South Alabama Students Turn Toy Vehicle Into Learning Tool For Children With Disabilities

| February 13, 2018 @ 5:00 am

By Bob LowryUniversity of South Alabama

It started out as a senior project, and it ended up helping change lives.

Every fall semester, senior engineering students at the University of South Alabama receive a list of group projects to consider for their Senior Design Capstone Project. “Students by this time have learned theory and ‘how-to,’” said Dr. David Nelson, professor and chair of mechanical engineering. “Now, they have to design it. In doing so, they can make a difference in someone’s life. It’s a great teaching tool.”

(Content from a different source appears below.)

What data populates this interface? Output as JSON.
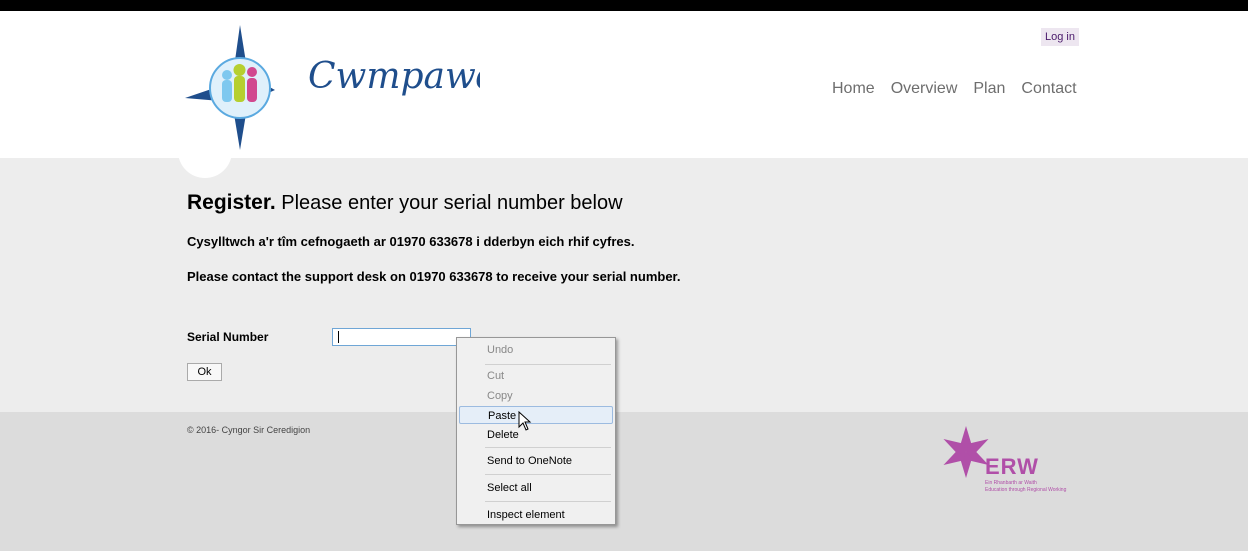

For the 2016-2017 academic year, one of the chosen projects was undertaken with input from Hargrove Engineers and Constructors in Mobile. A Hargrove employee had learned of a handicapped child who needed a powered wheelchair and, through the Hargrove Adaptive Toy – or HAT – Project, contacted USA. The HAT Project, which was launched in 2016, takes off-the-shelf toy vehicles and modifies them for children with disabilities to practice with as they prepare to possibly use a powered wheelchair.“There are a number of children with disabilities who could benefit from a powered wheelchair, but a client must show they have the dexterity to operate it,” Nelson said. “Kids who’ve never used one are unlikely to pass the test to get one, so we wanted to provide a platform for them to practice.”